Mobile security has often been treated as something teams try to settle before release: scan the code, fix what can be fixed, ship the app, and hope the runtime environment behaves. RiskFront Lab is taking aim at the part of that workflow that happens after the build is ready.
RiskFront Lab has raised a $3 million seed round from MANTIS Venture Capital, Sequoia Capital, Original Capital and Next Play Ventures. The company, led by CEO Tomas Brown, builds post-build runtime protection for Android and iOS apps, with a focus on mobile products that face tampering, hooking, debugging, certificate bypass attempts, compromised devices, automation and other client-side abuse.

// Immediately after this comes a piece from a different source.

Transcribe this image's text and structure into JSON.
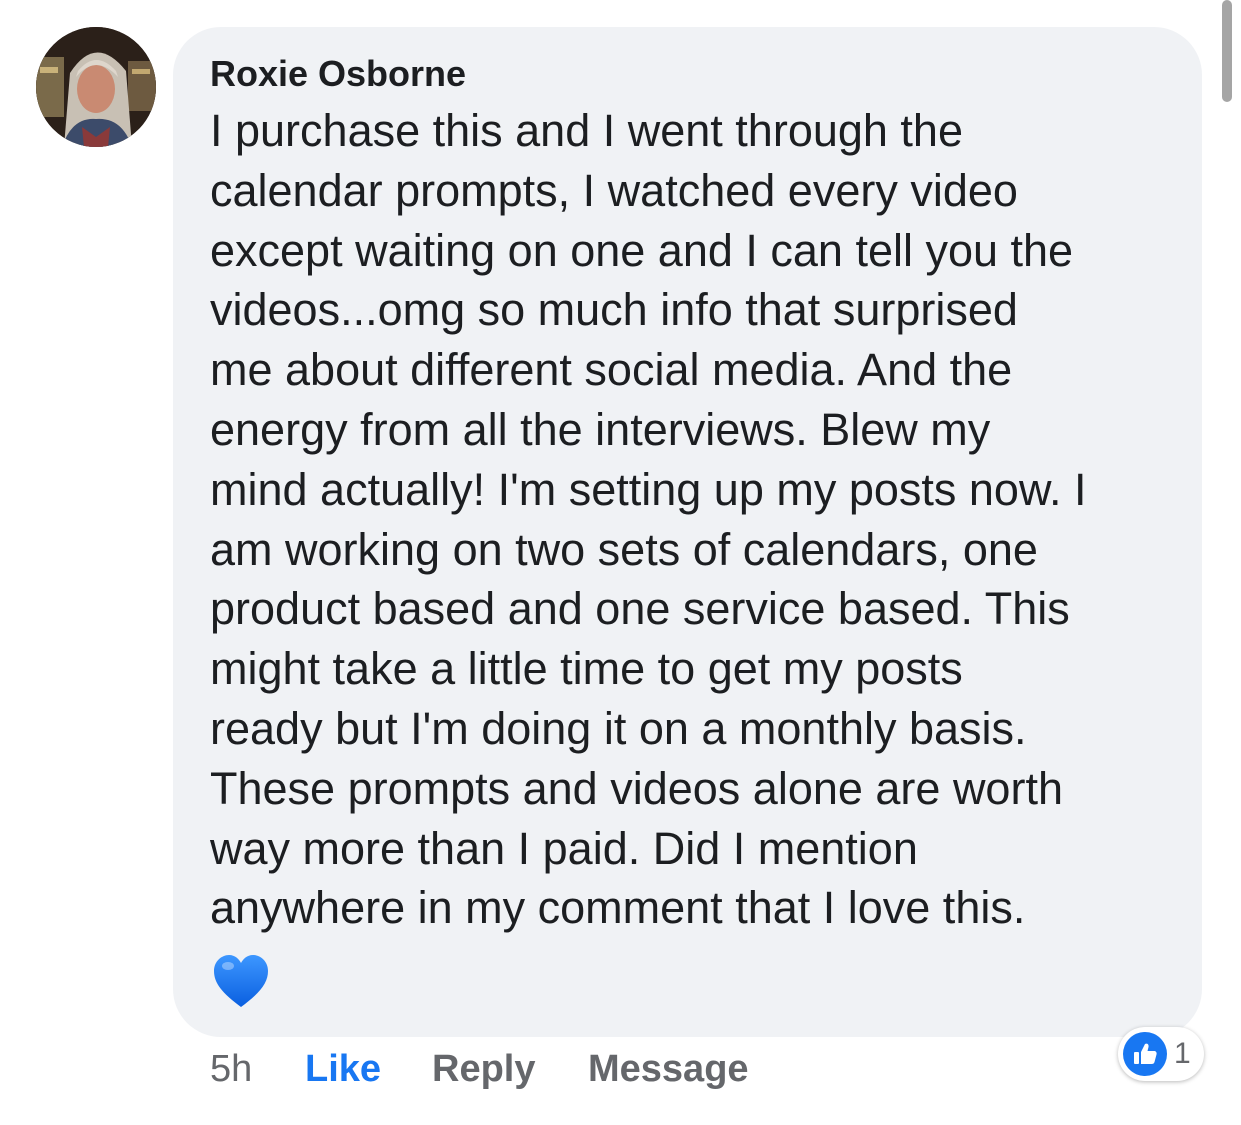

The pitch is straightforward: mobile teams do not always have time to rebuild product features around a security SDK before an app store deadline. RiskFront Lab works around the app package, applying protection policies after the build exists and giving security, release and risk teams evidence they can review before and after distribution.
Its platform is designed to help teams define rules for high-risk screens and workflows, detect runtime signals such as rooted or jailbroken devices, identify modified packages or suspicious tooling, and route events into AppSec, support, fraud or release review processes. An AI-assisted layer organizes threat signals, policy decisions, version context and reviewer notes into clearer evidence for internal approvals.
Brown said the funding will support product execution, release workflow integrations and expansion across sectors where a mobile app is now a business-critical surface. Those include banking, fintech, healthcare, retail, marketplaces, media, subscriptions, gaming and enterprise apps.
Brown said in a prepared press-style statement, "The mobile build is no longer the finish line for security; teams need defenses that live on real devices, in production sessions, and inside release workflows."
The seed round gives RiskFront Lab room to build around a category that sits between traditional app security testing and live fraud or security operations. Instead of only finding issues before launch, the company is positioning itself as a protection and evidence layer for mobile apps once the package is ready to ship.